Marriott, which entered into a franchise agreement with Lazizi, said in a statement it was committed to respecting the environment and Lazizi had obtained all necessary approvals.

Lazizi's MD, Shivan Patel, said Kenyan authorities conducted an environmental impact assessment, which had established  the site was not a wildlife crossing point.

The Narok County government and national environment management authority, which are also named as respondents in the lawsuit, did not respond to Reuters' requests for comment.

The dispute is the latest flashpoint in East Africa's grasslands between luxury tourism and Maasai herders who said the sector's development is harming their habitats and ways of life.

In Kenya, local communities have complained about what they said are land grabs by wealthy investors.

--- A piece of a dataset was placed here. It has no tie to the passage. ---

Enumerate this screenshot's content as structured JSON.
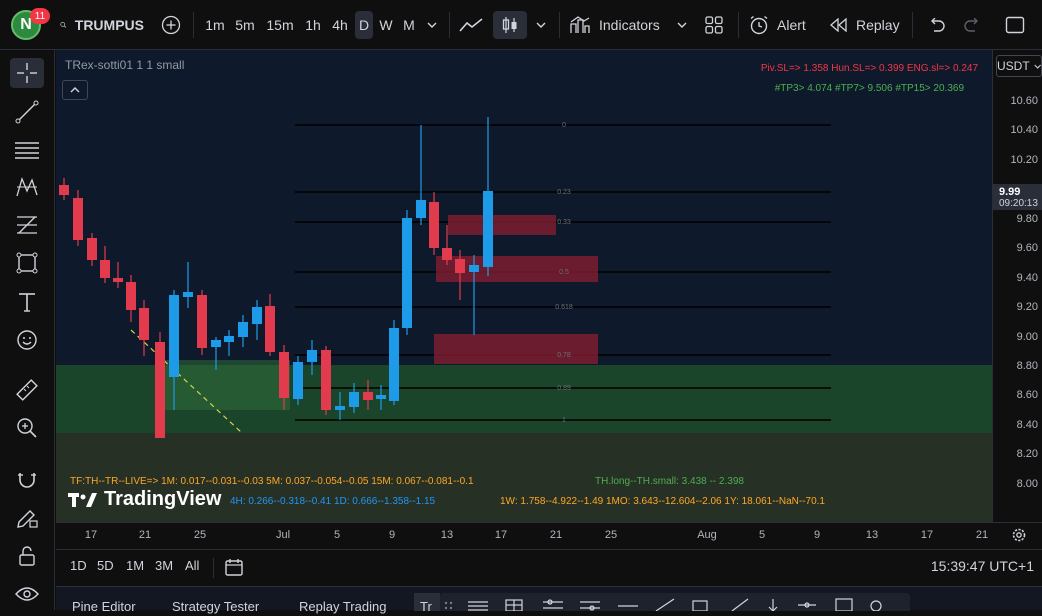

In Tanzania, protests against the eviction of tens of thousands of Maasai to make way for hunting lodges have led to deadly clashes with police.

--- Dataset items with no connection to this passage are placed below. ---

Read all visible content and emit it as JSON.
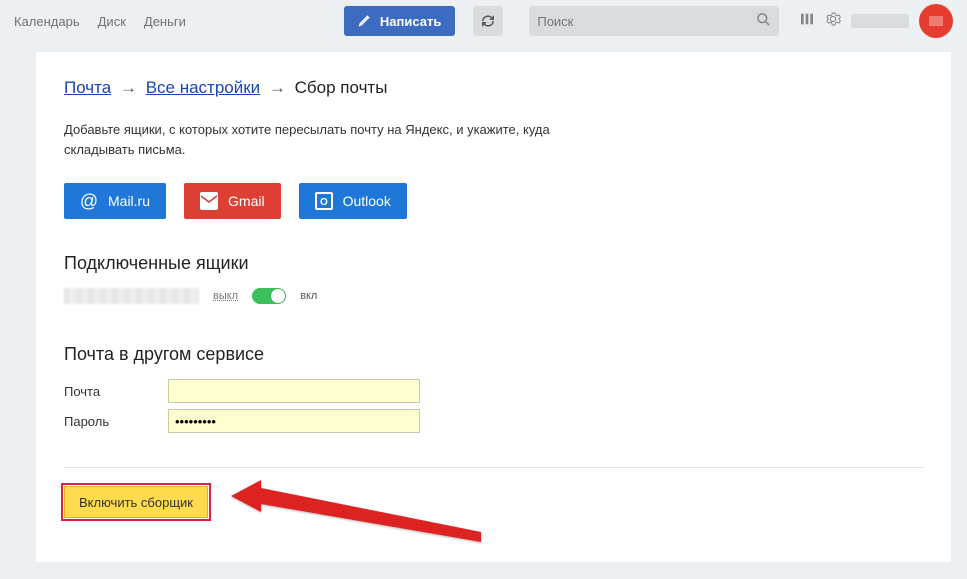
{
  "topbar": {
    "links": [
      "Календарь",
      "Диск",
      "Деньги"
    ],
    "compose_label": "Написать",
    "search_placeholder": "Поиск"
  },
  "breadcrumb": {
    "mail": "Почта",
    "settings": "Все настройки",
    "current": "Сбор почты",
    "sep": "→"
  },
  "description": "Добавьте ящики, с которых хотите пересылать почту на Яндекс, и укажите, куда складывать письма.",
  "providers": {
    "mailru": "Mail.ru",
    "gmail": "Gmail",
    "outlook": "Outlook"
  },
  "sections": {
    "connected": "Подключенные ящики",
    "other_service": "Почта в другом сервисе"
  },
  "toggle": {
    "off": "выкл",
    "on": "вкл"
  },
  "form": {
    "email_label": "Почта",
    "password_label": "Пароль",
    "email_value": "",
    "password_value": "•••••••••"
  },
  "enable_button": "Включить сборщик"
}
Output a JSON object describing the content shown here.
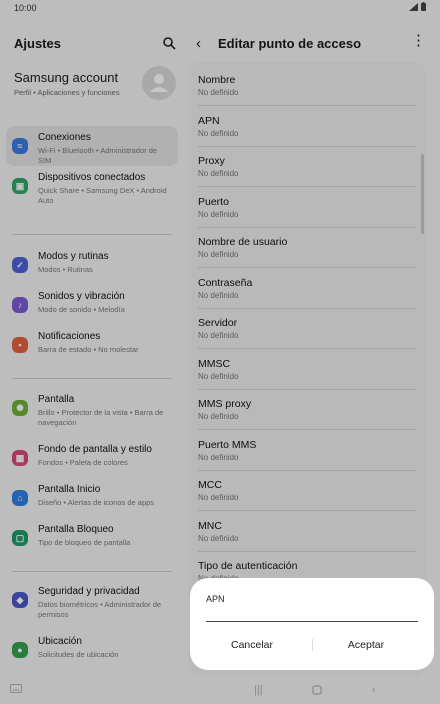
{
  "status_bar": {
    "time": "10:00"
  },
  "settings": {
    "title": "Ajustes",
    "account": {
      "name": "Samsung account",
      "sub": "Perfil • Aplicaciones y funciones"
    },
    "groups": [
      {
        "items": [
          {
            "title": "Conexiones",
            "sub": "Wi-Fi • Bluetooth • Administrador de SIM",
            "color": "#3b7ce0",
            "icon": "wifi-icon",
            "selected": true
          },
          {
            "title": "Dispositivos conectados",
            "sub": "Quick Share • Samsung DeX • Android Auto",
            "color": "#2fa36b",
            "icon": "devices-icon"
          }
        ]
      },
      {
        "items": [
          {
            "title": "Modos y rutinas",
            "sub": "Modos • Rutinas",
            "color": "#4c63d6",
            "icon": "check-circle-icon"
          },
          {
            "title": "Sonidos y vibración",
            "sub": "Modo de sonido • Melodía",
            "color": "#7b5ad6",
            "icon": "sound-icon"
          },
          {
            "title": "Notificaciones",
            "sub": "Barra de estado • No molestar",
            "color": "#e3613f",
            "icon": "bell-icon"
          }
        ]
      },
      {
        "items": [
          {
            "title": "Pantalla",
            "sub": "Brillo • Protector de la vista • Barra de navegación",
            "color": "#6bb036",
            "icon": "sun-icon"
          },
          {
            "title": "Fondo de pantalla y estilo",
            "sub": "Fondos • Paleta de colores",
            "color": "#d9487c",
            "icon": "image-icon"
          },
          {
            "title": "Pantalla Inicio",
            "sub": "Diseño • Alertas de iconos de apps",
            "color": "#2f7fe0",
            "icon": "home-icon"
          },
          {
            "title": "Pantalla Bloqueo",
            "sub": "Tipo de bloqueo de pantalla",
            "color": "#1f9a6a",
            "icon": "lock-icon"
          }
        ]
      },
      {
        "items": [
          {
            "title": "Seguridad y privacidad",
            "sub": "Datos biométricos • Administrador de permisos",
            "color": "#4b58c9",
            "icon": "shield-icon"
          },
          {
            "title": "Ubicación",
            "sub": "Solicitudes de ubicación",
            "color": "#35a04d",
            "icon": "location-icon"
          }
        ]
      }
    ]
  },
  "apn_editor": {
    "title": "Editar punto de acceso",
    "fields": [
      {
        "label": "Nombre",
        "value": "No definido"
      },
      {
        "label": "APN",
        "value": "No definido"
      },
      {
        "label": "Proxy",
        "value": "No definido"
      },
      {
        "label": "Puerto",
        "value": "No definido"
      },
      {
        "label": "Nombre de usuario",
        "value": "No definido"
      },
      {
        "label": "Contraseña",
        "value": "No definido"
      },
      {
        "label": "Servidor",
        "value": "No definido"
      },
      {
        "label": "MMSC",
        "value": "No definido"
      },
      {
        "label": "MMS proxy",
        "value": "No definido"
      },
      {
        "label": "Puerto MMS",
        "value": "No definido"
      },
      {
        "label": "MCC",
        "value": "No definido"
      },
      {
        "label": "MNC",
        "value": "No definido"
      },
      {
        "label": "Tipo de autenticación",
        "value": "No definido"
      }
    ]
  },
  "dialog": {
    "label": "APN",
    "value": "",
    "cancel": "Cancelar",
    "ok": "Aceptar"
  },
  "nav": {
    "recents": "recents-icon",
    "home": "home-button-icon",
    "back": "back-icon"
  }
}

Dapash, who founded Merc in 1997 as a grassroots network of Maasai leaders, said the Ritz-Carlton's development was the latest in a long list of lucrative tourism projects that government officials have greenlighted at the expense of local wildlife and people.

“Without the county government regulating  tourist behaviours and activities we saw the environment degraded so badly,” he told Reuters.

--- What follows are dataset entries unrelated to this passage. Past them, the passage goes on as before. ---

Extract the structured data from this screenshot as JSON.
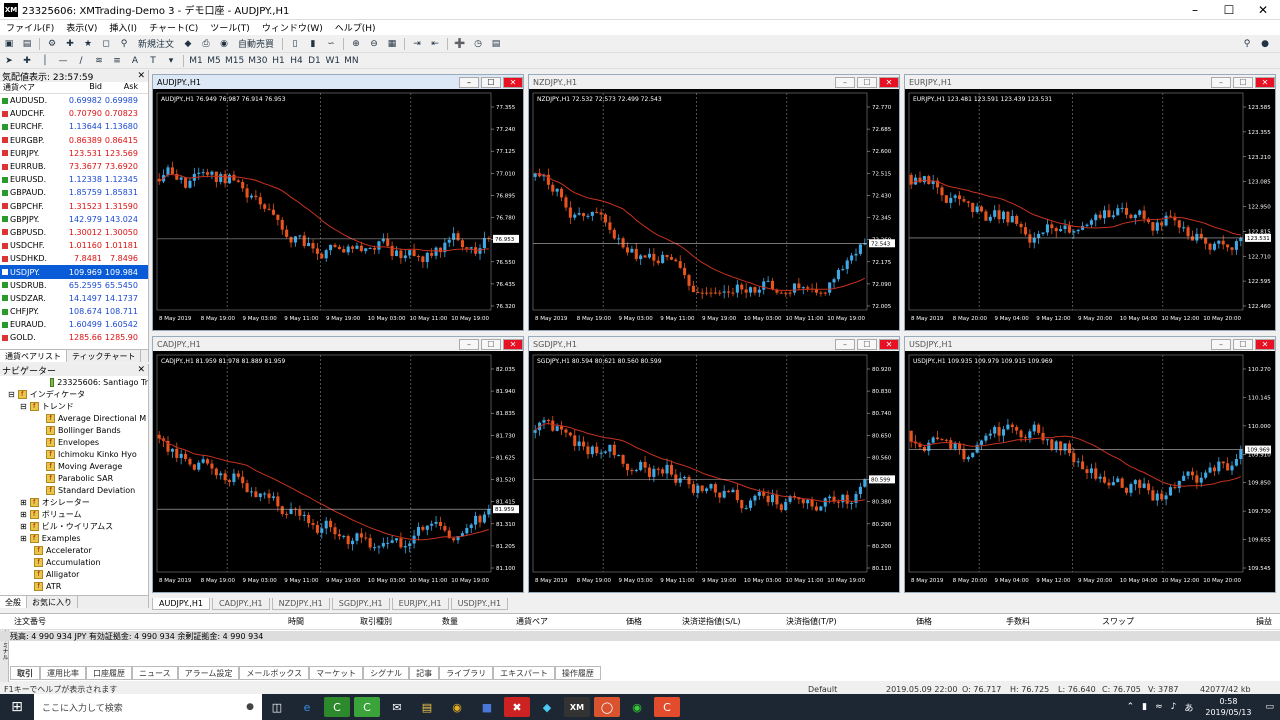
{
  "window": {
    "title": "23325606: XMTrading-Demo 3 - デモ口座 - AUDJPY.,H1",
    "logo": "XM"
  },
  "menu": [
    "ファイル(F)",
    "表示(V)",
    "挿入(I)",
    "チャート(C)",
    "ツール(T)",
    "ウィンドウ(W)",
    "ヘルプ(H)"
  ],
  "toolbar": {
    "new_order": "新規注文",
    "auto_trade": "自動売買",
    "timeframes": [
      "M1",
      "M5",
      "M15",
      "M30",
      "H1",
      "H4",
      "D1",
      "W1",
      "MN"
    ]
  },
  "market_watch": {
    "header": "気配値表示: 23:57:59",
    "col_symbol": "通貨ペア",
    "col_bid": "Bid",
    "col_ask": "Ask",
    "rows": [
      {
        "sym": "AUDUSD.",
        "bid": "0.69982",
        "ask": "0.69989",
        "dir": "up"
      },
      {
        "sym": "AUDCHF.",
        "bid": "0.70790",
        "ask": "0.70823",
        "dir": "dn"
      },
      {
        "sym": "EURCHF.",
        "bid": "1.13644",
        "ask": "1.13680",
        "dir": "up"
      },
      {
        "sym": "EURGBP.",
        "bid": "0.86389",
        "ask": "0.86415",
        "dir": "dn"
      },
      {
        "sym": "EURJPY.",
        "bid": "123.531",
        "ask": "123.569",
        "dir": "dn"
      },
      {
        "sym": "EURRUB.",
        "bid": "73.3677",
        "ask": "73.6920",
        "dir": "dn"
      },
      {
        "sym": "EURUSD.",
        "bid": "1.12338",
        "ask": "1.12345",
        "dir": "up"
      },
      {
        "sym": "GBPAUD.",
        "bid": "1.85759",
        "ask": "1.85831",
        "dir": "up"
      },
      {
        "sym": "GBPCHF.",
        "bid": "1.31523",
        "ask": "1.31590",
        "dir": "dn"
      },
      {
        "sym": "GBPJPY.",
        "bid": "142.979",
        "ask": "143.024",
        "dir": "up"
      },
      {
        "sym": "GBPUSD.",
        "bid": "1.30012",
        "ask": "1.30050",
        "dir": "dn"
      },
      {
        "sym": "USDCHF.",
        "bid": "1.01160",
        "ask": "1.01181",
        "dir": "dn"
      },
      {
        "sym": "USDHKD.",
        "bid": "7.8481",
        "ask": "7.8496",
        "dir": "dn"
      },
      {
        "sym": "USDJPY.",
        "bid": "109.969",
        "ask": "109.984",
        "dir": "sel"
      },
      {
        "sym": "USDRUB.",
        "bid": "65.2595",
        "ask": "65.5450",
        "dir": "up"
      },
      {
        "sym": "USDZAR.",
        "bid": "14.1497",
        "ask": "14.1737",
        "dir": "up"
      },
      {
        "sym": "CHFJPY.",
        "bid": "108.674",
        "ask": "108.711",
        "dir": "up"
      },
      {
        "sym": "EURAUD.",
        "bid": "1.60499",
        "ask": "1.60542",
        "dir": "up"
      },
      {
        "sym": "GOLD.",
        "bid": "1285.66",
        "ask": "1285.90",
        "dir": "dn"
      }
    ],
    "tabs": [
      "通貨ペアリスト",
      "ティックチャート"
    ]
  },
  "navigator": {
    "header": "ナビゲーター",
    "account": "23325606: Santiago Tr",
    "indicators": "インディケータ",
    "trend": "トレンド",
    "trend_items": [
      "Average Directional M",
      "Bollinger Bands",
      "Envelopes",
      "Ichimoku Kinko Hyo",
      "Moving Average",
      "Parabolic SAR",
      "Standard Deviation"
    ],
    "groups": [
      "オシレーター",
      "ボリューム",
      "ビル・ウイリアムス",
      "Examples"
    ],
    "examples": [
      "Accelerator",
      "Accumulation",
      "Alligator",
      "ATR"
    ],
    "tabs": [
      "全般",
      "お気に入り"
    ]
  },
  "charts": [
    {
      "title": "AUDJPY.,H1",
      "info": "AUDJPY.,H1  76.949 76.987 76.914 76.953",
      "price": "76.953",
      "scale": [
        "77.355",
        "77.240",
        "77.125",
        "77.010",
        "76.895",
        "76.780",
        "76.665",
        "76.550",
        "76.435",
        "76.320"
      ],
      "times": [
        "8 May 2019",
        "8 May 19:00",
        "9 May 03:00",
        "9 May 11:00",
        "9 May 19:00",
        "10 May 03:00",
        "10 May 11:00",
        "10 May 19:00"
      ]
    },
    {
      "title": "NZDJPY.,H1",
      "info": "NZDJPY.,H1  72.532 72.573 72.499 72.543",
      "price": "72.543",
      "scale": [
        "72.770",
        "72.685",
        "72.600",
        "72.515",
        "72.430",
        "72.345",
        "72.260",
        "72.175",
        "72.090",
        "72.005"
      ],
      "times": [
        "8 May 2019",
        "8 May 19:00",
        "9 May 03:00",
        "9 May 11:00",
        "9 May 19:00",
        "10 May 03:00",
        "10 May 11:00",
        "10 May 19:00"
      ]
    },
    {
      "title": "EURJPY.,H1",
      "info": "EURJPY.,H1  123.481 123.591 123.439 123.531",
      "price": "123.531",
      "scale": [
        "123.585",
        "123.355",
        "123.210",
        "123.085",
        "122.950",
        "122.815",
        "122.710",
        "122.595",
        "122.460"
      ],
      "times": [
        "8 May 2019",
        "8 May 20:00",
        "9 May 04:00",
        "9 May 12:00",
        "9 May 20:00",
        "10 May 04:00",
        "10 May 12:00",
        "10 May 20:00"
      ]
    },
    {
      "title": "CADJPY.,H1",
      "info": "CADJPY.,H1  81.959 81.978 81.889 81.959",
      "price": "81.959",
      "scale": [
        "82.035",
        "81.940",
        "81.835",
        "81.730",
        "81.625",
        "81.520",
        "81.415",
        "81.310",
        "81.205",
        "81.100"
      ],
      "times": [
        "8 May 2019",
        "8 May 19:00",
        "9 May 03:00",
        "9 May 11:00",
        "9 May 19:00",
        "10 May 03:00",
        "10 May 11:00",
        "10 May 19:00"
      ]
    },
    {
      "title": "SGDJPY.,H1",
      "info": "SGDJPY.,H1  80.594 80.621 80.560 80.599",
      "price": "80.599",
      "scale": [
        "80.920",
        "80.830",
        "80.740",
        "80.650",
        "80.560",
        "80.470",
        "80.380",
        "80.290",
        "80.200",
        "80.110"
      ],
      "times": [
        "8 May 2019",
        "8 May 19:00",
        "9 May 03:00",
        "9 May 11:00",
        "9 May 19:00",
        "10 May 03:00",
        "10 May 11:00",
        "10 May 19:00"
      ]
    },
    {
      "title": "USDJPY.,H1",
      "info": "USDJPY.,H1  109.935 109.979 109.915 109.969",
      "price": "109.969",
      "scale": [
        "110.270",
        "110.145",
        "110.000",
        "109.910",
        "109.850",
        "109.730",
        "109.655",
        "109.545"
      ],
      "times": [
        "8 May 2019",
        "8 May 20:00",
        "9 May 04:00",
        "9 May 12:00",
        "9 May 20:00",
        "10 May 04:00",
        "10 May 12:00",
        "10 May 20:00"
      ]
    }
  ],
  "chart_tabs": [
    "AUDJPY.,H1",
    "CADJPY.,H1",
    "NZDJPY.,H1",
    "SGDJPY.,H1",
    "EURJPY.,H1",
    "USDJPY.,H1"
  ],
  "terminal": {
    "cols": [
      "注文番号",
      "時間",
      "取引種別",
      "数量",
      "通貨ペア",
      "価格",
      "決済逆指値(S/L)",
      "決済指値(T/P)",
      "価格",
      "手数料",
      "スワップ",
      "損益"
    ],
    "balance": "残高: 4 990 934 JPY  有効証拠金: 4 990 934  余剰証拠金: 4 990 934",
    "tabs": [
      "取引",
      "運用比率",
      "口座履歴",
      "ニュース",
      "アラーム設定",
      "メールボックス",
      "マーケット",
      "シグナル",
      "記事",
      "ライブラリ",
      "エキスパート",
      "操作履歴"
    ],
    "side_label": "ターミナル"
  },
  "status": {
    "help": "F1キーでヘルプが表示されます",
    "profile": "Default",
    "datetime": "2019.05.09 22:00",
    "o": "O: 76.717",
    "h": "H: 76.725",
    "l": "L: 76.640",
    "c": "C: 76.705",
    "v": "V: 3787",
    "kb": "42077/42 kb"
  },
  "taskbar": {
    "search": "ここに入力して検索",
    "time": "0:58",
    "date": "2019/05/13",
    "ime": "あ"
  },
  "colors": {
    "bull": "#3fa9e6",
    "bear": "#e8541e",
    "ma": "#c8321e",
    "bg": "#000000"
  }
}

County officials have acknowledged over-tourism has harmed Maasai Mara's natural environment but have said focusing on “high-value tourism” can help address this by bringing in more money at less environmental cost.

Announcing the new Ritz-Carlton in February, Marriott said it would offer a “front row seat” to the annual great migration of millions of wildebeest, zebras and gazelles.

The lodge lies along the Sand River, an important water source for animals from elephants to birds, that snakes back-and-forth across the border between Kenya and Tanzania.

Hotel staff declined to let Reuters reporters enter the property.

Dapash, who is a PhD candidate in sustainability education at Prescott College in the US and has run unsuccessfully for parliament several times, said the lodge sits on a wildebeest crossing point well-known to locals.

Joseph Ogutu, a Kenyan researcher at the University of Hohenheim in Germany who has studied wildlife migration in Maasai Mara, said the new construction would deal a further blow to fauna in the reserve. Many species' populations in the reserve have shrunk by more than 80% since the 1970s, according to Kenyan government data.

“It is highly ill-advised to build a lodge on one of the most critical paths of the great migration,” he said.

Grant Hopcraft, an ecologist at the University of Glasgow, said the project would “likely have large and long-term ecological implications for the migration”.  Hopcraft and Ogutu are not party to the lawsuit.

Lazizi's Patel said it was the county government that proposed the site to him. He questioned why Dapash had only started raising objections to the project in recent weeks.

“The project has been ongoing for a year,” he told Reuters.

“We pushed it so hard to avoid any disruption and damage to the environment.”

Dapash said he only learnt of the project in May because it is far from the main population centre.

The lawsuit questions whether a required environmental impact assessment was conducted.

Under Kenyan law, the national environment management authority must publish a summary of the assessment in the official gazette indicating where it may be inspected.

Reuters could not find any such notice in the official gazette. Patel said he could not share the assessment for confidentiality reasons and referred Reuters to the national environment management authority. The authority did not respond to requests for comment.

The lawsuit also said the project violated a management plan for Maasai Mara adopted by the Narok County government in February 2023 which calls for “no new tourism accommodation developments” before 2032.

Patel disputed this, saying the project was built at an “existing” site that had been in use for many years. He did not say how it had been used. Narok County did not respond to requests for comment.

Dapash said the public needed answers.

“The preservation of wildlife migration for us is a treasure that we cannot afford to lose. We need to see due diligence was done.”